Additional information

No response

skywalkw3r commented 2 weeks ago

Note the last upgrade to 24.0.0 appeared to run the migration pod with no issues.

migration-24.0.0: Operations to perform: Apply all migrations: auth, conf, contenttypes, dab_resource_registry, main, oauth2_provider, sessions, sites, social_django, sso Running migrations: Applying dab_resource_registry.0001_initial... OK Applying dab_resource_registry.0002_remove_resource_id... OK Applying dab_resource_registry.0003_alter_resource_object_id... OK Applying main.0190_alter_inventorysource_source_and_more... OK

Also tested a brand new deployment via AWX operator and latest version deploys with no issues.

TheRealHaoLiu commented 2 weeks ago

is this problem still reproducible in your environment? do you have a backup of your database pre-upgrade?

AlanCoding commented 2 weeks ago

I'd expect this message to happen if somehow the unique constraint for the team model's id field got messed up.

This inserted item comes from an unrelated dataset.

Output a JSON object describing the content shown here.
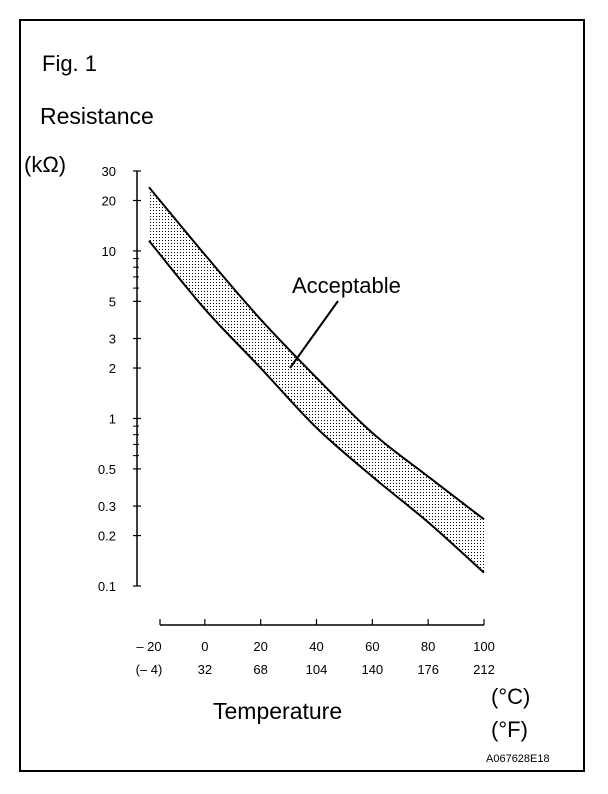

This is happening as a ForeignKey is added to the team model, but this should not use the name field, which is not unique. Maybe somehow some change made it think the name field is the primary_key.

skywalkw3r commented 2 weeks ago

is this problem still reproducible in your environment? do you have a backup of your database pre-upgrade?

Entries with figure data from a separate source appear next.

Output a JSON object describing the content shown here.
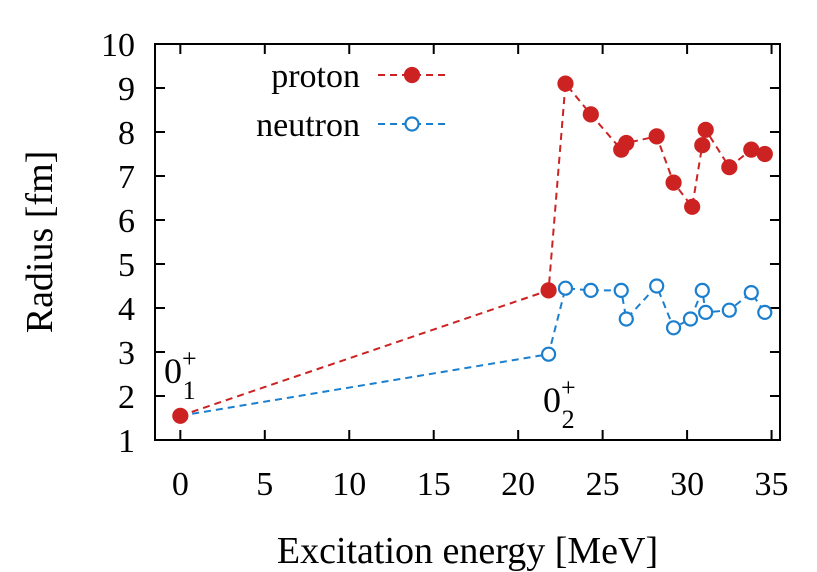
{
  "chart_data": {
    "type": "line",
    "xlabel": "Excitation energy [MeV]",
    "ylabel": "Radius [fm]",
    "xlim": [
      -1.5,
      35.5
    ],
    "ylim": [
      1,
      10
    ],
    "xticks": [
      "0",
      "5",
      "10",
      "15",
      "20",
      "25",
      "30",
      "35"
    ],
    "yticks": [
      "1",
      "2",
      "3",
      "4",
      "5",
      "6",
      "7",
      "8",
      "9",
      "10"
    ],
    "legend_position": "top-left",
    "series": [
      {
        "name": "proton",
        "color": "#cc2222",
        "marker": "filled-circle",
        "line": "dashed",
        "x": [
          0.0,
          21.8,
          22.8,
          24.3,
          26.1,
          26.4,
          28.2,
          29.2,
          30.3,
          30.9,
          31.1,
          32.5,
          33.8,
          34.6
        ],
        "y": [
          1.55,
          4.4,
          9.1,
          8.4,
          7.6,
          7.75,
          7.9,
          6.85,
          6.3,
          7.7,
          8.05,
          7.2,
          7.6,
          7.5
        ]
      },
      {
        "name": "neutron",
        "color": "#1a7fcf",
        "marker": "open-circle",
        "line": "dashed",
        "x": [
          0.0,
          21.8,
          22.8,
          24.3,
          26.1,
          26.4,
          28.2,
          29.2,
          30.2,
          30.9,
          31.1,
          32.5,
          33.8,
          34.6
        ],
        "y": [
          1.55,
          2.95,
          4.45,
          4.4,
          4.4,
          3.75,
          4.5,
          3.55,
          3.75,
          4.4,
          3.9,
          3.95,
          4.35,
          3.9
        ]
      }
    ],
    "annotations": [
      {
        "base": "0",
        "sup": "+",
        "sub": "1",
        "x": 0.0,
        "y": 1.55
      },
      {
        "base": "0",
        "sup": "+",
        "sub": "2",
        "x": 21.8,
        "y": 2.95
      }
    ]
  }
}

Yes it is. I was able to restore from backup and get my instance upgraded to 24.2.0 however it appears even with the version i am on trying to upgrade to 24.3.1 has the same issue.

skywalkw3r commented 2 weeks ago

I'd expect this message to happen if somehow the unique constraint for the team model's id field got messed up. This is happening as a ForeignKey is added to the team model, but this should not use the name field, which is not unique. Maybe somehow some change made it think the name field is the primary_key.

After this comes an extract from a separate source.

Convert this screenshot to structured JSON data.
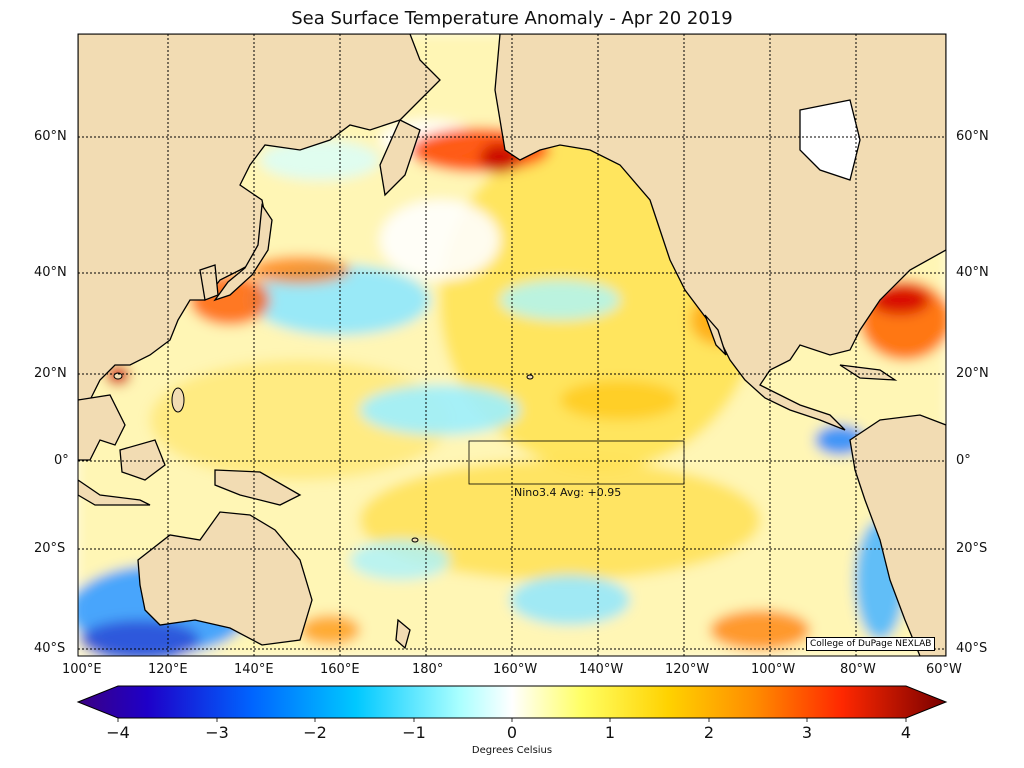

Interesting, any ideas on how to resolve? I'm looking at the postgres db and i see the table in question but nothing looks out of the ordinary. Could i manually set the primary_key back to id? Interesting thing is i don't see a unique constraint listed at the bottom of the table output.

image

Another fresh install of AWX main_team table for reference: image

skywalkw3r commented 2 weeks ago

FYI - I "resolved" the issue by following these steps. Probably not the cleanest way but i needed to get my instance up and running with the latest release.

  1. psql dump fresh install of AWX postgres DB table main_team pg_dump --table main_team awx > main_team_bkp
  2. oc rsh into postgres pod on broken instance oc project ansible-awx oc rsh awx-prod-postgres-15-0
  3. take psql dump backup of existing DB (the one having issues) pg_dump awx > awx_bkp
  4. import psql dump of fresh main_team table psql awx < main_team_bkp
  5. perform awx-manage migrate command on web pod
  6. reload web/task pods and everything seems happy now.

Any thoughts on if this is a terrible idea or if this should be ok?

AlanCoding commented 2 weeks ago

I'm almost completely convinced that something messed up the indices of your team table. I think you have a great strategy for the immediate issue. My only concern would be whether the constraints of other tables also got corrupted. Looking into the obvious tools for this, it seems we already have django-extensions installed so awx-manage sqldiff main dab_rbac should work, but it gives a lot of junk output, here is what I get in a fresh DB:

https://gist.github.com/AlanCoding/dcd9e67e02423e5524450b8150a4d6d8

So you could run that and cross-reference against mine. If you have other tables which dropped constraints, I wonder if it might still be obvious enough you can compare and see it.